‘I can't remember going to bed the night before my first ECT. Or giving my permission or my wife giving her consent, but she did and for my part I was so confused I would've agreed to be shot at point-blank range by a firing squad. Try as I might I couldn't get comfortable that night; I remember the physical distress and the floating stomach and wriggling and rubbing and twitching of my feet in bed before they came to collect me at 6 am exactly. Soon I shall be given a shot of electricity to lift my mood, as they keep putting it. What on earth is wrong with sadness?'
In early 2008, Barry Dickins suffered from insomnia. He went to the doctor, who cited anxiety as the cause and, then, depression. Clinical and severe. He checked in to the Albert Road Clinic, where he was told that he would be there until the joy returned to him. But where was it?

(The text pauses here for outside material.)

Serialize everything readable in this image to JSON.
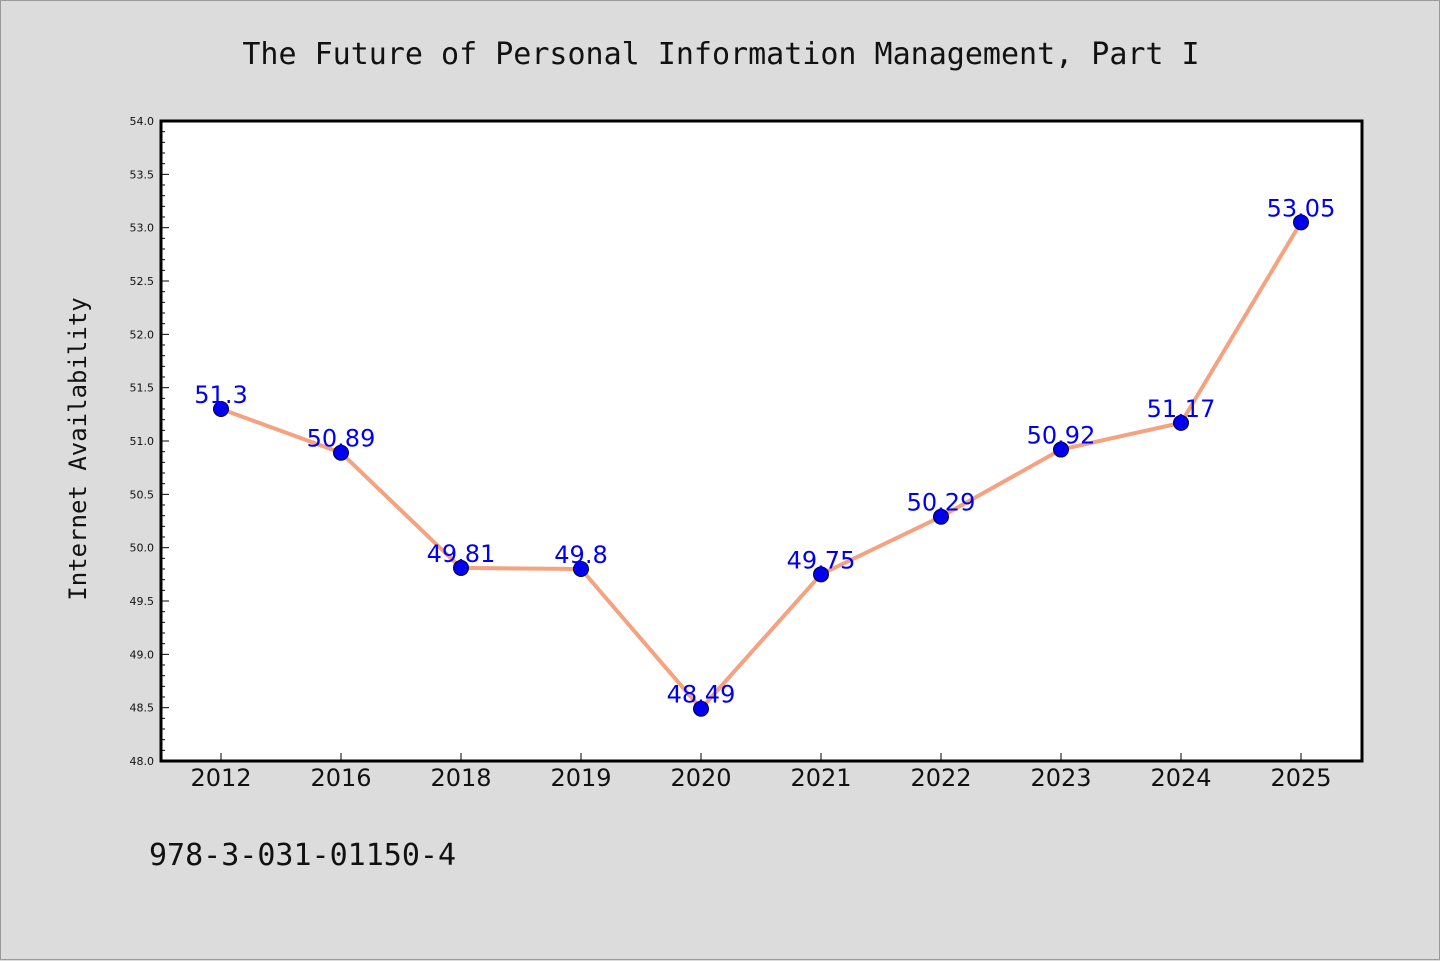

The joy eluded Barry for months, so he stayed in the clinic, alongside patients with schizophrenia, bipolar disorders and other traumas, but depression was overriding. Depression that could fell you with a single blow. He took his medication and succumbed to the electroconvulsive therapy, which left him unable to grip a pen and riddled his memory with holes. The experience marked him for good, and is one that more people share than we might like to consider.
Written with Barry's inimitable wit, humour and lyricism - and his ability to find the ridiculous and the jubilant amid the pain - Unparalleled Sorrow charts Barry's journey from the lows of the clinicto the small joys of a game of tennis with his young son. It follows the path to depression - via his salad days in St Kilda and the murder of his housemate - and the road out of it.